Barkett
ATLANTA (Legal Newsline) - A federal appeals court, in a ruling last week, remanded a case over a bank's overdraft fees to a lower court for arbitration.
In its July 6 opinion, the U.S. Court of Appeals for the Eleventh Circuit reversed the decision of the U.S. District Court for the Southern District of Florida.
The district court had denied a motion by Branch Banking and Trust Company, otherwise known as BB&T, to compel arbitration in a putative class action brought by customer Lacy Barras.
Barras alleged, on behalf of herself and the class she is seeking to represent, that BB&T charges overdraft fees for payments from checking accounts even when the account contains sufficient funds to cover the payments.
In her suit, she also alleged that BB&T supplies inaccurate and misleading information about account balances, and fails to notify customers about changes to the bank's policies for processing checking account transactions, thus increasing overdraft charges assessed against customers.
BB&T had moved to compel arbitration of all of Barras' claims pursuant to an arbitration provision contained in its Bank Services Agreement, or BSA.
In a May 10, 2010 order, the district court denied the bank's motion, ruling that the arbitration agreement was "unconscionable" under South Carolina law and could not be enforced.

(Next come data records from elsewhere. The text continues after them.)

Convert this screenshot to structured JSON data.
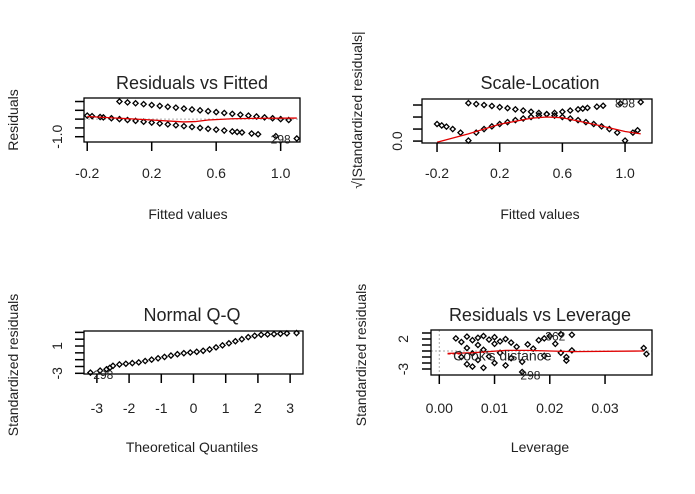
{
  "chart_data": [
    {
      "type": "scatter",
      "title": "Residuals vs Fitted",
      "xlabel": "Fitted values",
      "ylabel": "Residuals",
      "xlim": [
        -0.22,
        1.12
      ],
      "ylim": [
        -1.3,
        1.2
      ],
      "xticks": [
        {
          "value": -0.2,
          "label": "-0.2"
        },
        {
          "value": 0.2,
          "label": "0.2"
        },
        {
          "value": 0.6,
          "label": "0.6"
        },
        {
          "value": 1.0,
          "label": "1.0"
        }
      ],
      "yticks": [
        {
          "value": -1.0,
          "label": "-1.0"
        },
        {
          "value": -0.5,
          "label": ""
        },
        {
          "value": 0,
          "label": ""
        },
        {
          "value": 0.5,
          "label": ""
        },
        {
          "value": 1.0,
          "label": ""
        }
      ],
      "reference_line_y": 0,
      "points": [
        [
          0,
          1
        ],
        [
          0.05,
          0.95
        ],
        [
          0.1,
          0.9
        ],
        [
          0.15,
          0.85
        ],
        [
          0.2,
          0.8
        ],
        [
          0.25,
          0.75
        ],
        [
          0.3,
          0.7
        ],
        [
          0.35,
          0.65
        ],
        [
          0.4,
          0.6
        ],
        [
          0.45,
          0.55
        ],
        [
          0.5,
          0.5
        ],
        [
          0.55,
          0.45
        ],
        [
          0.6,
          0.4
        ],
        [
          0.65,
          0.35
        ],
        [
          0.7,
          0.3
        ],
        [
          0.75,
          0.25
        ],
        [
          0.8,
          0.2
        ],
        [
          0.85,
          0.15
        ],
        [
          0.9,
          0.1
        ],
        [
          0.95,
          0.05
        ],
        [
          1.0,
          0.0
        ],
        [
          1.05,
          -0.05
        ],
        [
          -0.2,
          0.2
        ],
        [
          -0.17,
          0.17
        ],
        [
          -0.12,
          0.12
        ],
        [
          -0.1,
          0.1
        ],
        [
          -0.05,
          0.05
        ],
        [
          0,
          0
        ],
        [
          0.05,
          -0.05
        ],
        [
          0.1,
          -0.1
        ],
        [
          0.15,
          -0.15
        ],
        [
          0.2,
          -0.2
        ],
        [
          0.25,
          -0.25
        ],
        [
          0.3,
          -0.3
        ],
        [
          0.35,
          -0.35
        ],
        [
          0.4,
          -0.4
        ],
        [
          0.45,
          -0.45
        ],
        [
          0.5,
          -0.5
        ],
        [
          0.55,
          -0.55
        ],
        [
          0.6,
          -0.6
        ],
        [
          0.65,
          -0.65
        ],
        [
          0.7,
          -0.7
        ],
        [
          0.73,
          -0.73
        ],
        [
          0.76,
          -0.76
        ],
        [
          0.82,
          -0.82
        ],
        [
          0.86,
          -0.86
        ],
        [
          0.97,
          -0.97
        ],
        [
          1.1,
          -1.1
        ]
      ],
      "smooth": [
        [
          -0.2,
          0.15
        ],
        [
          0,
          0.05
        ],
        [
          0.2,
          -0.05
        ],
        [
          0.4,
          -0.16
        ],
        [
          0.47,
          -0.14
        ],
        [
          0.55,
          -0.05
        ],
        [
          0.7,
          0.02
        ],
        [
          0.9,
          0.05
        ],
        [
          1.1,
          0.06
        ]
      ],
      "annotations": [
        {
          "label": "298",
          "x": 1.0,
          "y": -1.1
        }
      ],
      "colors": {
        "points": "#000000",
        "smooth": "#e00000",
        "reference": "#aaaaaa"
      }
    },
    {
      "type": "scatter",
      "title": "Scale-Location",
      "xlabel": "Fitted values",
      "ylabel": "√|Standardized residuals|",
      "xlim": [
        -0.296,
        1.172
      ],
      "ylim": [
        -0.08,
        1.75
      ],
      "xticks": [
        {
          "value": -0.2,
          "label": "-0.2"
        },
        {
          "value": 0.2,
          "label": "0.2"
        },
        {
          "value": 0.6,
          "label": "0.6"
        },
        {
          "value": 1.0,
          "label": "1.0"
        }
      ],
      "yticks": [
        {
          "value": 0,
          "label": "0.0"
        },
        {
          "value": 0.5,
          "label": ""
        },
        {
          "value": 1.0,
          "label": ""
        },
        {
          "value": 1.5,
          "label": ""
        }
      ],
      "points": [
        [
          0,
          1.58
        ],
        [
          0.05,
          1.54
        ],
        [
          0.1,
          1.5
        ],
        [
          0.15,
          1.46
        ],
        [
          0.2,
          1.41
        ],
        [
          0.25,
          1.37
        ],
        [
          0.3,
          1.32
        ],
        [
          0.35,
          1.27
        ],
        [
          0.4,
          1.22
        ],
        [
          0.45,
          1.17
        ],
        [
          0.5,
          1.12
        ],
        [
          0.55,
          1.06
        ],
        [
          0.6,
          1.0
        ],
        [
          0.65,
          0.94
        ],
        [
          0.7,
          0.87
        ],
        [
          0.75,
          0.79
        ],
        [
          0.8,
          0.71
        ],
        [
          0.85,
          0.61
        ],
        [
          0.9,
          0.5
        ],
        [
          0.95,
          0.35
        ],
        [
          1.0,
          0.02
        ],
        [
          1.05,
          0.35
        ],
        [
          1.08,
          0.45
        ],
        [
          -0.2,
          0.71
        ],
        [
          -0.17,
          0.65
        ],
        [
          -0.14,
          0.6
        ],
        [
          -0.1,
          0.5
        ],
        [
          -0.05,
          0.35
        ],
        [
          0,
          0.02
        ],
        [
          0.05,
          0.35
        ],
        [
          0.1,
          0.5
        ],
        [
          0.15,
          0.61
        ],
        [
          0.2,
          0.71
        ],
        [
          0.25,
          0.79
        ],
        [
          0.3,
          0.87
        ],
        [
          0.35,
          0.94
        ],
        [
          0.4,
          1.0
        ],
        [
          0.45,
          1.06
        ],
        [
          0.5,
          1.12
        ],
        [
          0.55,
          1.17
        ],
        [
          0.6,
          1.22
        ],
        [
          0.65,
          1.27
        ],
        [
          0.7,
          1.32
        ],
        [
          0.73,
          1.35
        ],
        [
          0.76,
          1.38
        ],
        [
          0.82,
          1.43
        ],
        [
          0.86,
          1.47
        ],
        [
          0.97,
          1.56
        ],
        [
          1.1,
          1.62
        ]
      ],
      "smooth": [
        [
          -0.2,
          -0.05
        ],
        [
          0,
          0.3
        ],
        [
          0.2,
          0.7
        ],
        [
          0.4,
          0.95
        ],
        [
          0.5,
          1.0
        ],
        [
          0.6,
          0.97
        ],
        [
          0.8,
          0.7
        ],
        [
          1.0,
          0.4
        ],
        [
          1.1,
          0.3
        ]
      ],
      "annotations": [
        {
          "label": "898",
          "x": 1.0,
          "y": 1.6
        }
      ],
      "colors": {
        "points": "#000000",
        "smooth": "#e00000"
      }
    },
    {
      "type": "scatter",
      "title": "Normal Q-Q",
      "xlabel": "Theoretical Quantiles",
      "ylabel": "Standardized residuals",
      "xlim": [
        -3.4,
        3.4
      ],
      "ylim": [
        -3.1,
        3.2
      ],
      "xticks": [
        {
          "value": -3,
          "label": "-3"
        },
        {
          "value": -2,
          "label": "-2"
        },
        {
          "value": -1,
          "label": "-1"
        },
        {
          "value": 0,
          "label": "0"
        },
        {
          "value": 1,
          "label": "1"
        },
        {
          "value": 2,
          "label": "2"
        },
        {
          "value": 3,
          "label": "3"
        }
      ],
      "yticks": [
        {
          "value": -3,
          "label": "-3"
        },
        {
          "value": -2,
          "label": ""
        },
        {
          "value": -1,
          "label": ""
        },
        {
          "value": 0,
          "label": ""
        },
        {
          "value": 1,
          "label": "1"
        },
        {
          "value": 2,
          "label": ""
        },
        {
          "value": 3,
          "label": ""
        }
      ],
      "points": [
        [
          -3.2,
          -2.9
        ],
        [
          -2.9,
          -2.6
        ],
        [
          -2.7,
          -2.4
        ],
        [
          -2.6,
          -2.2
        ],
        [
          -2.5,
          -1.9
        ],
        [
          -2.3,
          -1.7
        ],
        [
          -2.1,
          -1.6
        ],
        [
          -1.9,
          -1.5
        ],
        [
          -1.7,
          -1.4
        ],
        [
          -1.5,
          -1.2
        ],
        [
          -1.3,
          -1.0
        ],
        [
          -1.1,
          -0.8
        ],
        [
          -0.9,
          -0.6
        ],
        [
          -0.7,
          -0.4
        ],
        [
          -0.5,
          -0.2
        ],
        [
          -0.3,
          -0.05
        ],
        [
          -0.1,
          0.05
        ],
        [
          0.1,
          0.15
        ],
        [
          0.3,
          0.3
        ],
        [
          0.5,
          0.5
        ],
        [
          0.7,
          0.8
        ],
        [
          0.9,
          1.1
        ],
        [
          1.1,
          1.4
        ],
        [
          1.3,
          1.7
        ],
        [
          1.5,
          2.0
        ],
        [
          1.7,
          2.3
        ],
        [
          1.9,
          2.5
        ],
        [
          2.1,
          2.65
        ],
        [
          2.3,
          2.7
        ],
        [
          2.5,
          2.75
        ],
        [
          2.7,
          2.8
        ],
        [
          2.9,
          2.85
        ],
        [
          3.2,
          2.9
        ]
      ],
      "annotations": [
        {
          "label": "298",
          "x": -2.8,
          "y": -3.1
        }
      ],
      "colors": {
        "points": "#000000"
      }
    },
    {
      "type": "scatter",
      "title": "Residuals vs Leverage",
      "xlabel": "Leverage",
      "ylabel": "Standardized residuals",
      "xlim": [
        -0.0015,
        0.0385
      ],
      "ylim": [
        -4,
        3.5
      ],
      "xticks": [
        {
          "value": 0,
          "label": "0.00"
        },
        {
          "value": 0.01,
          "label": "0.01"
        },
        {
          "value": 0.02,
          "label": "0.02"
        },
        {
          "value": 0.03,
          "label": "0.03"
        }
      ],
      "yticks": [
        {
          "value": -3,
          "label": "-3"
        },
        {
          "value": -2,
          "label": ""
        },
        {
          "value": -1,
          "label": ""
        },
        {
          "value": 0,
          "label": ""
        },
        {
          "value": 1,
          "label": ""
        },
        {
          "value": 2,
          "label": "2"
        },
        {
          "value": 3,
          "label": ""
        }
      ],
      "reference_line_y": 0,
      "reference_line_x": 0,
      "points": [
        [
          0.003,
          2.1
        ],
        [
          0.004,
          1.5
        ],
        [
          0.004,
          -1
        ],
        [
          0.005,
          2.4
        ],
        [
          0.005,
          0.5
        ],
        [
          0.005,
          -2.2
        ],
        [
          0.006,
          1.8
        ],
        [
          0.006,
          -0.4
        ],
        [
          0.006,
          -2.6
        ],
        [
          0.007,
          2.2
        ],
        [
          0.007,
          1.0
        ],
        [
          0.007,
          -1.5
        ],
        [
          0.008,
          2.5
        ],
        [
          0.008,
          0.2
        ],
        [
          0.008,
          -2.8
        ],
        [
          0.009,
          1.9
        ],
        [
          0.009,
          -0.9
        ],
        [
          0.01,
          2.3
        ],
        [
          0.01,
          1.2
        ],
        [
          0.01,
          -2.0
        ],
        [
          0.011,
          1.6
        ],
        [
          0.011,
          -0.3
        ],
        [
          0.012,
          2.0
        ],
        [
          0.012,
          -2.4
        ],
        [
          0.013,
          1.4
        ],
        [
          0.013,
          -1.2
        ],
        [
          0.014,
          0.7
        ],
        [
          0.015,
          -1.8
        ],
        [
          0.015,
          -3.5
        ],
        [
          0.016,
          1.1
        ],
        [
          0.017,
          0.4
        ],
        [
          0.018,
          1.8
        ],
        [
          0.019,
          -0.8
        ],
        [
          0.019,
          2.1
        ],
        [
          0.02,
          2.5
        ],
        [
          0.021,
          1.2
        ],
        [
          0.022,
          2.8
        ],
        [
          0.022,
          -0.3
        ],
        [
          0.023,
          -1.0
        ],
        [
          0.023,
          -1.6
        ],
        [
          0.024,
          2.7
        ],
        [
          0.024,
          0.1
        ],
        [
          0.037,
          0.5
        ],
        [
          0.0375,
          -0.5
        ]
      ],
      "smooth": [
        [
          0.0015,
          -0.4
        ],
        [
          0.006,
          -0.3
        ],
        [
          0.012,
          0.1
        ],
        [
          0.016,
          0.1
        ],
        [
          0.024,
          -0.1
        ],
        [
          0.037,
          0.0
        ]
      ],
      "annotations": [
        {
          "label": "362",
          "x": 0.021,
          "y": 2.6
        },
        {
          "label": "298",
          "x": 0.0165,
          "y": -3.9
        }
      ],
      "legend": {
        "label": "Cook's distance"
      },
      "colors": {
        "points": "#000000",
        "smooth": "#e00000",
        "cook": "#e00000",
        "reference": "#aaaaaa"
      }
    }
  ]
}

However, before the Eleventh Circuit decided BB&T's appeal from that order, the U.S. Supreme Court ruled in AT&T Mobility LLC v. Concepcion.
Last April, the nation's high court, in a 5-4 vote, said companies can enforce contracts that bar class action lawsuits.
In the Concepcion case, Vincent and Liza Concepcion attempted to sue AT&T over a 2002 cell phone purchase.
At the time, the cell phone company had advertised the phone as free, but then it charged customers for tax on the phone's normal price.
In response, the couple brought a class action on behalf of everyone who had taken advantage of the AT&T offer. However, the contract the couple signed said all disputes had to go to an arbitrator.
Parties may sometimes settle disputes through arbitration, rather than litigation. When the dispute involves numerous individuals in the same situation, a few individuals may conduct the arbitration on behalf of the larger groups, similar to a class action suit.
The question before the U.S. Supreme Court was whether the Federal Arbitration Act prohibits states from mandating that class arbitration be available as a part of every arbitration agreement.
The act, originally passed by Congress in 1925, says states must apply the same rules to arbitration as they do to normal court cases.
In light of the Court's ruling, the Eleventh Circuit remanded Barras' case to the district court for reconsideration.
BB&T then renewed its motion to compel arbitration. The district court again denied that motion.
BB&T again appealed the ruling to the Eleventh Circuit.
The bank argues: (1) that the question of whether the arbitration provision is enforceable must be resolved by the arbitrator; (2) that the cost-and-fee-shifting provision in the agreement that the district court held unconscionable does not apply to the arbitration provision; (3) that Concepcion prohibits application of South Carolina's unconscionability doctrine to the arbitration provision; (4) that the cost-and-fee-shifting provision, in any event, is not unconscionable; and (5) that the cost-and-fee-shifting provision is severable from the arbitration provision.
In its 26-page ruling, the Eleventh Circuit said the district court did not err in refusing to submit the question of unconscionability to the arbitrator.
It also found no error in the court's conclusion that the cost-and-fee-shifting provision is applicable to costs arising from arbitration.
The Eleventh Circuit also ruled that South Carolina's unconscionability doctrine does not interfere with "fundamental attributes of arbitration" as identified by the U.S. Supreme Court, and is therefore not preempted by the FAA in its application of arbitration agreements.
But as for whether the cost-and-fee-shifting provision in BB&T's arbitration agreement is unconscionable under South Carolina law, the court sided with Barras.
"The provision is particularly inconspicuous and surprising when it is considered in light of its consequences: entitling BB&T to unilaterally claim a right to payment for 'any loss, costs or expenses' incurred in 'any dispute' with Barras, regardless of the outcome of that dispute," Judge Rosemary Barkett noted.
"By making Barras responsible for BB&T's costs even if she prevails on her claim, the cost-and-fee-shifting provision contravenes basic expectations that attorney's fees and costs generally are not recoverable by a non-prevailing party."
However, the Eleventh Circuit concluded that the cost-and-fee-shifting provision is severable from the arbitration agreement.
Therefore, the "invalidity" of that provision does not affect the arbitration agreement, the court explained.
"The arbitration agreement contained in the BSA is capable of operating independently of the unconscionable cost-and-fee-shifting provision because the arbitration provision incorporates rules promulgated by the American Arbitration Association that govern all aspects of an arbitration proceeding, including the apportionment of costs," Barkett wrote.
"These rules operate wholly independently of the cost-and-fee-shifting provision and would not be impaired by invalidating the cost-and-fee-shifting provision."